T-Mobile received the highest index score (105) in a J.D. Power and Associates study on wireless-customer care performance, followed by Verizon Wireless (101), Alltel, (99) and AT&T (99).
Of all wireless customers, 46% have contacted the customer-care service center for assistance within the past year, the study found. Of these contacts:
- 42% concerned a billing-related service inquiry.
- 57% were attributed to inaccurate charges.
Among customers who contact their carrier:
- 73% do so by telephone.
- 23% do so through their carrier’s retail store.
- 4% use the internet (email or company website).
T-Mobile ranked high among its competitors in quick problem resolution and in its automated response system (ARS) point-of-contact method.
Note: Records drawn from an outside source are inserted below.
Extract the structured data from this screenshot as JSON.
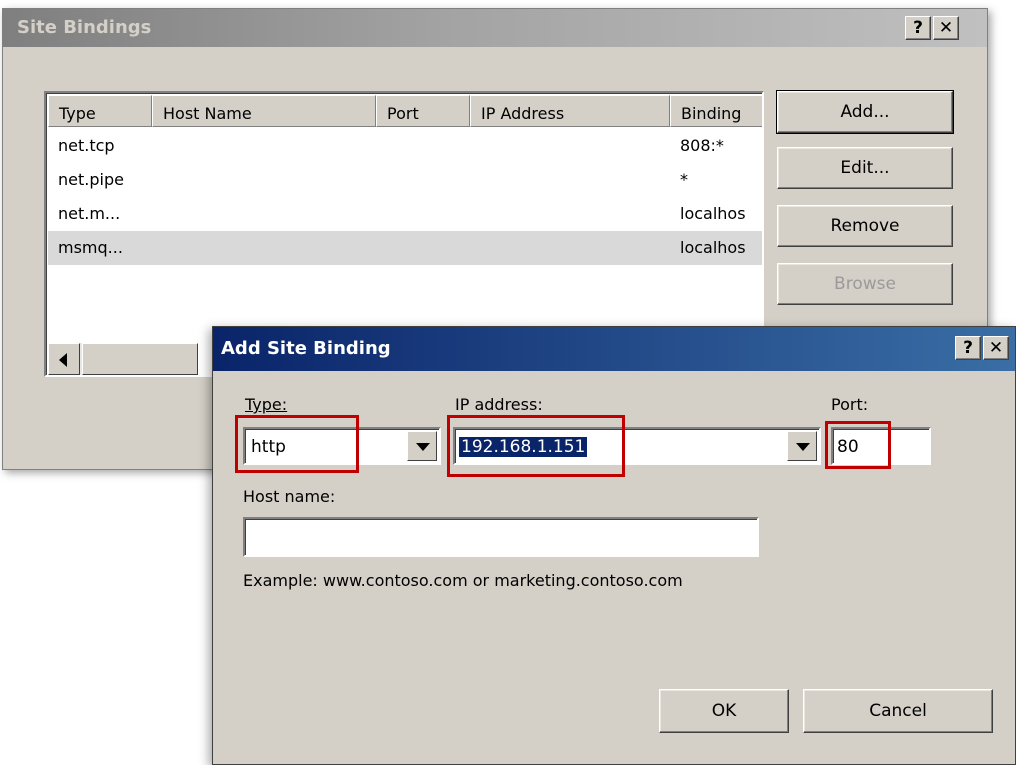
{
  "site_bindings": {
    "title": "Site Bindings",
    "help_button": "?",
    "close_button": "✕",
    "columns": [
      "Type",
      "Host Name",
      "Port",
      "IP Address",
      "Binding"
    ],
    "rows": [
      {
        "type": "net.tcp",
        "host": "",
        "port": "",
        "ip": "",
        "binding": "808:*"
      },
      {
        "type": "net.pipe",
        "host": "",
        "port": "",
        "ip": "",
        "binding": "*"
      },
      {
        "type": "net.m...",
        "host": "",
        "port": "",
        "ip": "",
        "binding": "localhos"
      },
      {
        "type": "msmq...",
        "host": "",
        "port": "",
        "ip": "",
        "binding": "localhos"
      }
    ],
    "buttons": {
      "add": "Add...",
      "edit": "Edit...",
      "remove": "Remove",
      "browse": "Browse"
    }
  },
  "add_site_binding": {
    "title": "Add Site Binding",
    "help_button": "?",
    "close_button": "✕",
    "type_label": "Type:",
    "type_value": "http",
    "ip_label": "IP address:",
    "ip_value": "192.168.1.151",
    "port_label": "Port:",
    "port_value": "80",
    "host_label": "Host name:",
    "host_value": "",
    "example_text": "Example: www.contoso.com or marketing.contoso.com",
    "ok_label": "OK",
    "cancel_label": "Cancel"
  },
  "colors": {
    "highlight": "#c00000",
    "selection": "#0a246a",
    "face": "#d4d0c8"
  }
}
“The fact that T-Mobile performs well in handling issues with regard to the ARS channel is particularly noteworthy,” said Kirk Parsons, senior director of wireless services at J.D. Power and Associates. “Typically, customer service issues that are handled by a computer automated response system generate significantly lower customer care ratings when compared with issues handled by a live phone representative.”
Humans Better than ARS
Customers who speak with a telephone service representative report a higher average index score (126 points vs. the industry average, 98 points); this score drops dramatically (to 75 points) when issues are handled by an automated response system.
- ARS performance has decreased 11% in the past four reporting periods, due to
- Too many prompts before getting to the desired menu
- Complicated telephone menu system navigation
- Customers were on hold an average of 3.89 minutes – up from 3.17 minutes in the last reporting period (July 2007).
- In comparison, those who visit the carrier’s retail store said it takes, on average, 9 minutes to speak to a representative.
“Companies are continuously striving to save operating costs by implementing internet- and computer-based customer service programs, yet they are running the risk of increasing the rate of customers who will switch carriers, especially as the number of contacts needed to resolve issues rises,” said Parsons.
“Future churn levels are almost four times as high among those who rate their wireless carrier below average in customer care. Thus, the challenge for wireless providers is to offer an easy and efficient customer care transaction experience.”
About the study: The 2008 Wireless Customer Care Performance Study – Volume 1 is based on responses from 12,492 wireless customers who contacted their carrier’s customer care department within the past year. The results are compiled from the past two reporting waves, which were conducted in June and September 2007. Companies were measured on the strength of their customer service in telephone calls with a service representative and/or automated response system (ARS), visits to a retail wireless store, and online/internet connection.